Looking forward to your thoughts to help me decide. Thanks in advance!
 
@keithdixonjr Here's what I would do: dump that 20k in the car right away. Even go a step further and take out everything from investments (except for RRSPs if you have anything in there) and pay the car off.

It makes no sense to keep paying 6% GUARANTEED interest in hopes of reaping arbitrary profits with potential for loss from your investmens. The math simply doesn't make sense. Even if you end up getting average returns of ~6% consistently over the next 7 years, you still net out to 0.
 
@real_magyar Yeah don't try to earn 5-6% interest when you have an outstanding loan at 6%.

Pay off the car and call it a day and bank the savings that would have been car payments
 
@real_magyar I agree that pay off debt that is not mortgage so any loans or outstanding credit cards get rid of them. This will free up your income that is really your wealth building tool.

Even sell the car and take the profit to buy a more cheaper car that is what you need. You’ll have extra money to pay off debt.
 
@keithdixonjr With negative amortization on the MTG and you’re already doing contributions to an investment account I’d throw it on the MTG so you don’t have the looming potential of a balloon payment.
 
@keithdixonjr Well, its depend on your taste. low risk = pay off any debt, the gain here is 6%. If you like high risk, invest in stock. 5 years history of sp500 alone yeld 18-20%ea year. Hisa = 4% ,blahh, forget it. Home renov = losing money.
 
@keithdixonjr It might be tempting but I don’t recommend 1, 2 or 5, especially 1 and 5. 3 is great but investing in Bitcoin and Ethereum would be ideal if you don’t have any in your portfolio.
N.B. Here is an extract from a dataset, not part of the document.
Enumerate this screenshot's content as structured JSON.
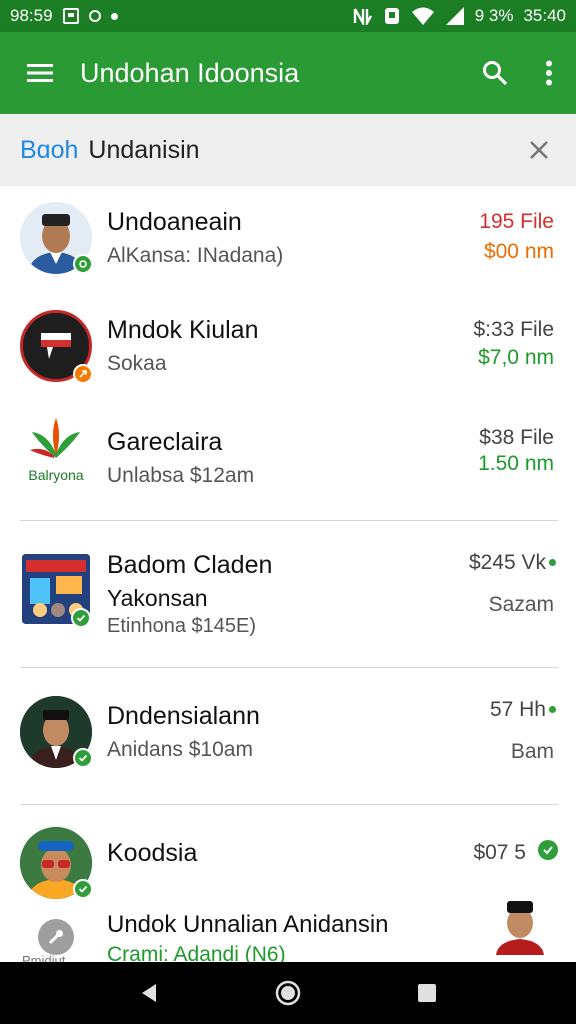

Inflation is likely to be high for the next 5-10 years and the value of the debt you hold will decrease, so you will benefit just by holding the debt.

Investing in a business or adding a room for rental income is also a good option.
 
@keithdixonjr Where is the 20k coming from? If it’s a bonus or could be taxed, make it work twice as hard for you by putting it into your RRSP. You’ll reduce your taxable income and can put your entire tax return against your debt.